Wright’s fixation index F is estimated as the excess rate at which the two copies of a chromosome within an individual from a group are identical by state, compared within across individuals from that group (Appendix). We set negative values to 0; standard errors are typically around 0.003. Because of the small sample sizes, these estimates are heavily influenced by the samples that happen to have been included in our analysis, and thus should be considered approximate.
To estimate the proportion of recessive disease cases that are due to founder events, we consider the two alleles that a single individual carries at any locus. With probability F given by Wright’s Fixation Index, they coalesce in the last few generations due to consanguinity, and with probability (1-F)D, they coalescence more recently than ANI-ASI mixture due to founder events specific to that group. The fraction of recessive diseases due to founder events can thus be estimated as D(1-F)/(F+D(1-F)).
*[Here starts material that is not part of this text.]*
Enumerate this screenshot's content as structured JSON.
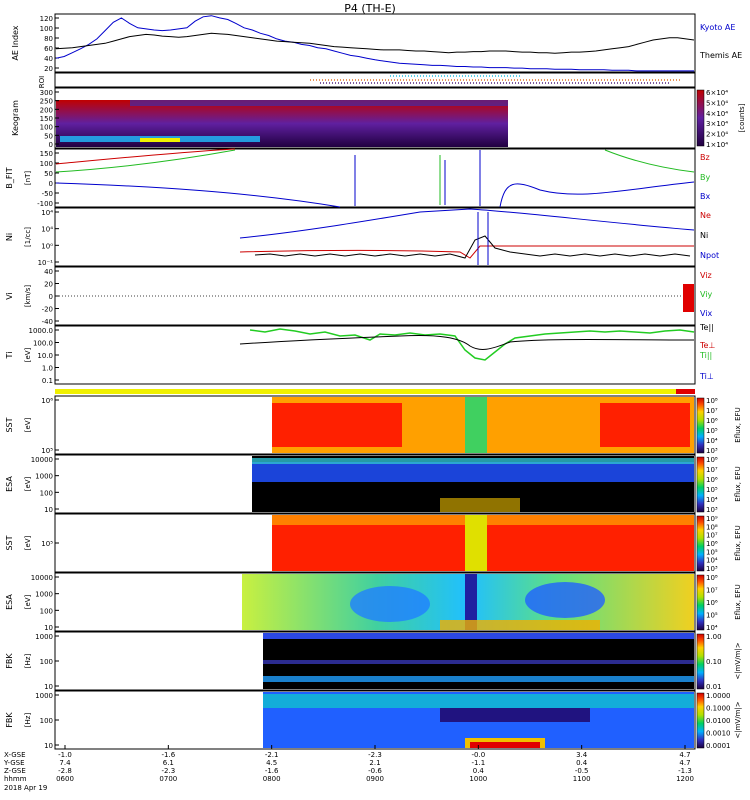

Figure 3Principal components analysis (PCA) of 22 groups from the Indian subcontinent. Analysis of these groups along with Europeans (CEU) and Chinese (CHB) reveals a gradient of relatedness to CEU that runs through the majority of Indo-European and Dravidian groups, with the Kashmiri Pandit most related to CEU. Both the Austro-Asiatic speaking groups (Kharia and Santhal) and the tribal Sahariya are off-cline, while the two Tibeto-Burman speaking groups cluster with CHB. (Data from the outlying Siddi, Onge and Great Andamanese are not shown.)
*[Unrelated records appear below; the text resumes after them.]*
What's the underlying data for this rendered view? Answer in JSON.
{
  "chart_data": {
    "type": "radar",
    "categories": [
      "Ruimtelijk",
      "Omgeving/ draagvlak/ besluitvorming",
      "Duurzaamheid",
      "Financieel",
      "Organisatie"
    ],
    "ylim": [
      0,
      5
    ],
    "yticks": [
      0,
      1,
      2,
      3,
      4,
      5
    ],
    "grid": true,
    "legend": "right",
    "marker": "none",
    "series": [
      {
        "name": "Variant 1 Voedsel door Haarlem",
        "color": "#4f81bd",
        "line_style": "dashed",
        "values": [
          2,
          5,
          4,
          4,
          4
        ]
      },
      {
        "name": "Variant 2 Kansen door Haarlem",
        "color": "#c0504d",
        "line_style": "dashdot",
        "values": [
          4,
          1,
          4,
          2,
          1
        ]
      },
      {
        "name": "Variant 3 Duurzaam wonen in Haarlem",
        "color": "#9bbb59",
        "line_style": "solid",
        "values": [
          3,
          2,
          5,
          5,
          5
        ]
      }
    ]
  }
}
Figure 4A model relating the history of Indian and non-Indian groups. Modeling the Pathan, Vaish, Meghawal and Bhil as mixtures of ANI and ASI, and relating them to non-Indians by the phylogenetic tree (YRI,(CEU,ANI),(ASI, Onge))), provides an excellent fit to the data. While the model is precise about tree topology and ordering of splits, it provides no information about population size changes or the timings of events. We estimate genetic drift on each lineage in the sense of variance in allele frequencies, which we rescale to be comparable to FST (standard errors are typically ±0.001 but are not shown).